Any Streamable HTTP MCP client should send discovery requests to /mcp and include normal MCP protocol headers.

http
POST /mcp HTTP/1.1
Host: gateway.example.com
Authorization: Bearer gwk_...
Content-Type: application/json
Accept: application/json, text/event-stream
MCP-Protocol-Version: 2025-03-26

The aggregate endpoint issues an MCP-Session-Id during initialize. Clients must send that header on later aggregate requests. The session is bound to the authenticated Oceans API key, so a session id copied to another principal is treated as not found.

For direct proxying, send requests to /mcp/{server_key}. The gateway preserves MCP response status, content type, and upstream MCP session headers. It strips inbound Authorization and x-oceans-api-key before proxying upstream.
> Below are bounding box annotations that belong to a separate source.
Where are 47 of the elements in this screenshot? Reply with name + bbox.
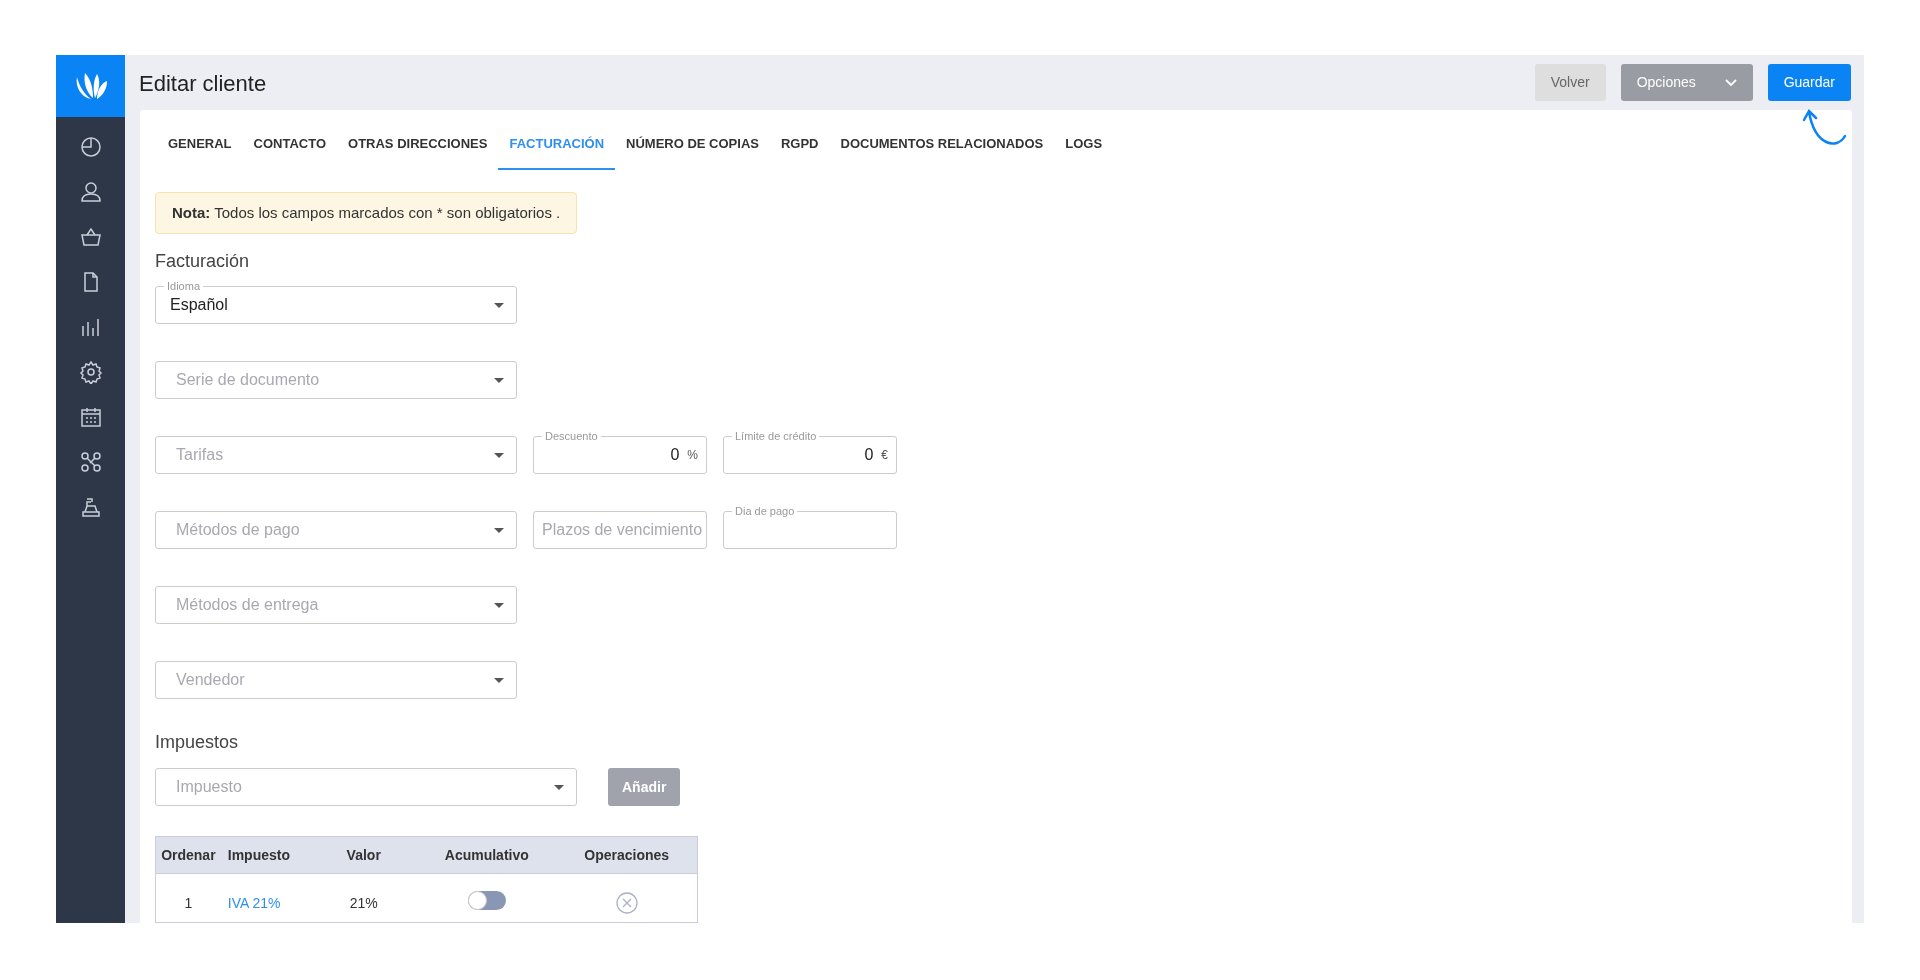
basket-icon[interactable] xyxy=(78,225,103,249)
calendar-icon[interactable] xyxy=(78,405,103,429)
table-cell-text: 21% xyxy=(349,893,378,913)
column-header: Valor xyxy=(345,845,382,865)
options-button[interactable]: Opciones xyxy=(1620,64,1753,101)
tab[interactable]: NÚMERO DE COPIAS xyxy=(615,130,770,170)
tax-link[interactable]: IVA 21% xyxy=(227,892,281,914)
column-header: Impuesto xyxy=(226,845,291,865)
settings-icon[interactable] xyxy=(78,360,103,384)
logo[interactable] xyxy=(56,55,125,117)
table-cell-text: 1 xyxy=(184,893,193,913)
dropdown-caret-icon xyxy=(494,303,504,308)
tab[interactable]: OTRAS DIRECCIONES xyxy=(337,130,499,170)
tab[interactable]: RGPD xyxy=(769,130,830,170)
column-header: Ordenar xyxy=(160,845,217,865)
section-title: Facturación xyxy=(155,250,251,273)
nodes-icon[interactable] xyxy=(78,450,103,474)
select-field[interactable]: Métodos de pago xyxy=(155,511,517,549)
input-field[interactable]: Plazos de vencimiento xyxy=(533,511,707,549)
toggle-switch[interactable] xyxy=(467,890,506,910)
chevron-down-icon xyxy=(1724,78,1737,87)
page-title: Editar cliente xyxy=(139,70,267,98)
required-fields-note: Nota: Todos los campos marcados con * son obligatorios . xyxy=(155,191,578,234)
dropdown-caret-icon xyxy=(494,378,504,383)
dropdown-caret-icon xyxy=(494,603,504,608)
tab[interactable]: CONTACTO xyxy=(242,130,338,170)
back-button[interactable]: Volver xyxy=(1534,64,1606,101)
tab[interactable]: GENERAL xyxy=(157,130,243,170)
dropdown-caret-icon xyxy=(494,528,504,533)
column-header: Acumulativo xyxy=(443,845,530,865)
dropdown-caret-icon xyxy=(494,678,504,683)
tax-select[interactable]: Impuesto xyxy=(155,768,577,806)
tab[interactable]: FACTURACIÓN xyxy=(498,130,616,170)
tab[interactable]: DOCUMENTOS RELACIONADOS xyxy=(829,130,1055,170)
select-field[interactable]: Tarifas xyxy=(155,436,517,474)
add-button[interactable]: Añadir xyxy=(608,768,681,806)
user-icon[interactable] xyxy=(78,180,103,204)
column-header: Operaciones xyxy=(583,845,671,865)
dropdown-caret-icon xyxy=(494,453,504,458)
clock-pie-icon[interactable] xyxy=(78,135,103,159)
dropdown-caret-icon xyxy=(554,785,564,790)
select-field[interactable]: Vendedor xyxy=(155,661,517,699)
tab[interactable]: LOGS xyxy=(1054,130,1114,170)
save-button[interactable]: Guardar xyxy=(1767,64,1851,101)
section-title: Impuestos xyxy=(155,731,240,754)
select-field[interactable]: Serie de documento xyxy=(155,361,517,399)
select-field[interactable]: Métodos de entrega xyxy=(155,586,517,624)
Aggregate Versus Direct Proxy

Use aggregate /mcp when:

  • an agent should search across multiple registered MCP servers
  • admins want a small, stable tool surface for clients
  • the client can call search_tools, describe_tool, and call_tool

Use direct /mcp/{server_key} when:

  • the client must speak to one upstream server's normal MCP tool surface
  • you are validating a single server's tools/list or tools/call behavior
  • a client does not work well with the aggregate search/describe/call pattern

Both routes enforce the same Oceans API-key ownership model, grant checks, server disablement, active-tool filtering, and upstream credential separation.

Upstream Credentials

Oceans API keys are never forwarded upstream. For servers that need caller-specific credentials, platform admins create MCP credential bindings for a user, team, or service account. User-owned keys use a user binding first and then an allowed team binding. Service-account keys use a service-account binding first and then the owning-team binding. A service account never borrows a user's credential.

Missing upstream credentials return a structured credential_required tool error from aggregate call_tool, or a normal gateway error from direct /mcp/{server_key} proxying. Expired bindings return credential_expired.